The results indicate that the shortened 13-item version is both reliable and valid. The shorter version of the PAM will make it more feasible to use activation scores to inform patient care plans. However, for PAM users who are seeking the highest level of measurement precision, the PAM 22 may be more desirable.
PAM scores can provide insight into possible strategies for supporting activation among patients at different points along the continuum. Patients who score at the bottom of the measure may still believe that the doctor will “fix” them. Patients whose scores are somewhat higher, but are still in the bottom half may understand that they must be involved in their care, but still lack the basic knowledge about their conditions and their treatments that is necessary for them to effectively act. Thus, patients scoring in the bottom half of the measure likely need to work on self-awareness of their role in the care process and in gaining the basic knowledge about their conditions.

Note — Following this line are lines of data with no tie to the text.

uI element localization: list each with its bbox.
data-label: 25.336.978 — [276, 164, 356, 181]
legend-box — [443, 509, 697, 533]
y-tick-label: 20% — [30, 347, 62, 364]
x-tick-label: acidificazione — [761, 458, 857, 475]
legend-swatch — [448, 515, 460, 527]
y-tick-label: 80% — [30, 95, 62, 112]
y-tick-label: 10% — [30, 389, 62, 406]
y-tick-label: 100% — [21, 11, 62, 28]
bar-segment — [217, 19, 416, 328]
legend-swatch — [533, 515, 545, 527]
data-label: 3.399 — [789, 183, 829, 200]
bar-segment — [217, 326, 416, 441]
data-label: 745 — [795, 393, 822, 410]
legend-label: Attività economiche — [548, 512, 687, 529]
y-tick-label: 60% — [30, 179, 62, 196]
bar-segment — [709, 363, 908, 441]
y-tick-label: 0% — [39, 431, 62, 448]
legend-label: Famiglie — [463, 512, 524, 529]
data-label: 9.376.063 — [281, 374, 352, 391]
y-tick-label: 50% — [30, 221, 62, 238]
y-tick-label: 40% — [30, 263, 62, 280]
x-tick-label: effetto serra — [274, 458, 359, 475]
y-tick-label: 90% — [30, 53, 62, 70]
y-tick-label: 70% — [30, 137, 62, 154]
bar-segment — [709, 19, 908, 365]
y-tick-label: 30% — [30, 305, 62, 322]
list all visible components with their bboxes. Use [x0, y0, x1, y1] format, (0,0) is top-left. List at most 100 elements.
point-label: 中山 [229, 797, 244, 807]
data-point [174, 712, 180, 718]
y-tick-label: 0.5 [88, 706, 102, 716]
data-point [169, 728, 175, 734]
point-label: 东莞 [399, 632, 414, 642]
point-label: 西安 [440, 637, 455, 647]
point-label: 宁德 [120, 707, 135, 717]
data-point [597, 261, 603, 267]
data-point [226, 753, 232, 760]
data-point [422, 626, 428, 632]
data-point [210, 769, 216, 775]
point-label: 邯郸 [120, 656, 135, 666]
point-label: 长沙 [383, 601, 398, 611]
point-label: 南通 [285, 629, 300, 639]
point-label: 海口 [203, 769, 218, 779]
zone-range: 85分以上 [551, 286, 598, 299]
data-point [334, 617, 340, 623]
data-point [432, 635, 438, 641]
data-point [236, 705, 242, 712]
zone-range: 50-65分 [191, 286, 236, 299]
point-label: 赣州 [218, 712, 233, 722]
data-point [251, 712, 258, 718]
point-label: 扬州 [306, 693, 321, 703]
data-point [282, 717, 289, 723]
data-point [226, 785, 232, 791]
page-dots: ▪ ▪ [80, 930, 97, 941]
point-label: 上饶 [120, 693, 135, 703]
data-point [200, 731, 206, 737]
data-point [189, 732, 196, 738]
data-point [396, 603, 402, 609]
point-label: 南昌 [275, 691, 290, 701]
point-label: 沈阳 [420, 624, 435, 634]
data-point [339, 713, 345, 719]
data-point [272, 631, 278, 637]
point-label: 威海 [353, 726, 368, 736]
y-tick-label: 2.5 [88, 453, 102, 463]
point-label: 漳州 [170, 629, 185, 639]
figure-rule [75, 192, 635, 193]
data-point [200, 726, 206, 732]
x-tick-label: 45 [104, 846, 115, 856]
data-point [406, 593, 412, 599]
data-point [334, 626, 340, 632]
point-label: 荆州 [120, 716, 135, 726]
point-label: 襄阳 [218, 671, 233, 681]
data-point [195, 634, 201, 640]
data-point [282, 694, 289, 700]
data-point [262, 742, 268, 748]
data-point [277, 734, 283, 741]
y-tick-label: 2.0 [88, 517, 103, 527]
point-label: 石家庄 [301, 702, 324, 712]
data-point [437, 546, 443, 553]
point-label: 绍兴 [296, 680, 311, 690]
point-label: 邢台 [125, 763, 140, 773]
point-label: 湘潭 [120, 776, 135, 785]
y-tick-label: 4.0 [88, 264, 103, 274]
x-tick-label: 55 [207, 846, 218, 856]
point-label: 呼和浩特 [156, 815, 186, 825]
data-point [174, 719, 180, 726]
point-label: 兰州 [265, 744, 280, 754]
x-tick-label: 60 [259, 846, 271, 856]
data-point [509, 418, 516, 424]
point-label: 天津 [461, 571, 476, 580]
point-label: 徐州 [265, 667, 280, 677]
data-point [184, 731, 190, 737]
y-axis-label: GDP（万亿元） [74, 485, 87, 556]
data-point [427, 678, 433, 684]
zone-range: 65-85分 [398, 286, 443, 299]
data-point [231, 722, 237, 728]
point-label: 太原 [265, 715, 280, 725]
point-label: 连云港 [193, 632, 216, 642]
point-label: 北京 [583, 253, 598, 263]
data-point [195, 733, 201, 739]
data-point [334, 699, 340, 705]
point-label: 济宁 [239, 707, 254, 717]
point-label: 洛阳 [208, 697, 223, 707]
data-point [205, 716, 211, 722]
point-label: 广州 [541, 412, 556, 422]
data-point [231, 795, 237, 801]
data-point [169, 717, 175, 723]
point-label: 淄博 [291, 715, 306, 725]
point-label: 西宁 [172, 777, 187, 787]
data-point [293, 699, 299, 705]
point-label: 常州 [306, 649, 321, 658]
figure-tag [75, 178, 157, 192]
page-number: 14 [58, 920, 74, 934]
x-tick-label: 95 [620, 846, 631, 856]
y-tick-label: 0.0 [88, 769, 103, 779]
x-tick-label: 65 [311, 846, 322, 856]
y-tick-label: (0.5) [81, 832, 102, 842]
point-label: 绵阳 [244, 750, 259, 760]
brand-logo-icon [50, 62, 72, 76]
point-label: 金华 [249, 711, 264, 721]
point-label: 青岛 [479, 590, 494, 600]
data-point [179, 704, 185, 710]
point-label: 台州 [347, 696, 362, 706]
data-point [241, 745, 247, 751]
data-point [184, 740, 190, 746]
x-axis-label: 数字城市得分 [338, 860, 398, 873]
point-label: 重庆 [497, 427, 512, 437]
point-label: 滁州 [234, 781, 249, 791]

Patient's whose scores are in the upper half are beginning to gain confidence in their ability to take on self-management behaviors and make lifestyle changes. At this stage experiencing a series of small successes will likely build a sense of self-efficacy and increase activation (Battersby et al. 2003
). Patients scoring near the upper range of the measure are likely to have made changes in their lifestyles but may still have difficulty maintaining them when new situations arise or when they are under stress. Thus, for those patients scoring in the upper half of the PAM, working on developing a sense of self-efficacy for taking on and maintaining behaviors is paramount.
Attaining the basic knowledge and beliefs reflected in early stages of activation are likely necessary for building a sense of efficacy for the self-management tasks involved in the later stages. We hypothesize that patients need to sequentially pass through each of these stages on the way to becoming effective self-managers. These stages have some similarities with the stages of change in the Transtheoretical Model (Prochaska and DiClemente 1983
; Prochaska, Redding, and Evers 1997
), which includes precontemplation, contemplation, preparation, action, and maintenance stages. The Transtheoretical Model emphasizes motivation and readiness and does not explicitly deal with issues of skill and knowledge acquisition. Further the Transtheoretical Model focuses on one behavior at a time and requires the development of a measurement tool specific to that behavior. The idea of tailoring interventions to the patient's stage is similar for both models.
While the PAM has strong psychometric properties, research is still needed to make it fully ready for use in different settings and with different populations. PAM users are beginning to translate the measure into other languages. The degree to which the measure is valid and reliable in these different language translations and among different cultures is unknown and deserves investigation. While early evidence indicates the measure is valid and reliable for different chronic illnesses, this too requires further study. Replication studies of the measure with different populations in different settings are underway and will add to our understanding of these questions.
Research, which tests interventions that are effective in encouraging and supporting patient advancement through the stages, is a high priority. It is very likely that a strategy that will help a patient move from stage one (believing the patient has an active role) to stage two (having the confidence and knowledge to take action) is different from what will help her move into stage 3 (taking action). That is, once a patient score or stage is known, what interventions are efficacious in increasing that patient's activation?
In addition to using the PAM score to inform interactions with patients, an alternative approach has been tried in pilot efforts. Because the items can be ordered by difficulty, it is possible to visually scan patient responses and observe when their answers begin to move away from “strongly agree.” Clinicians can use this as an opportunity to begin a conversation with the patient about the item where responses changed. For example, “I see you are less sure about your medications, let's talk about that.” Using the PAM in this way can sharpen the specificity of the interaction with the patient, increasing the probability that individual barriers and issues can be identified and dealt with. It may be that using both the visual scan and the PAM score or stage may be the most effective use of the measure. If this were the case, it might be advantageous to use the full 22-item PAM to allow for more opportunities to identify problems specific to an individual patient. Just using the “visual scan” approach is the easiest way to use the measure in a clinical encounter, particularly when electronic data collection is not an option. Because there is no scoring involved and no data entry, testing the efficacy of this “low tech” approach is also a priority.
Among the interventions that do increase activation, what effect do they have on patient health outcomes and costs?
Research on the use of the PAM for managing enrolled patient populations is also needed. Would early intervention with patients identified through screening as having both clinical risk factors and low skills (low PAM scores), reduce costs and improve health outcomes?
Using the PAM as a basis for designing care plans and for assessing individual and patient population progress appears to be a viable approach, and one that warrants controlled testing to determine whether patients' whose care plans are informed by PAM scores have better outcomes and require less health care resources than those patients whose care plans are not so informed.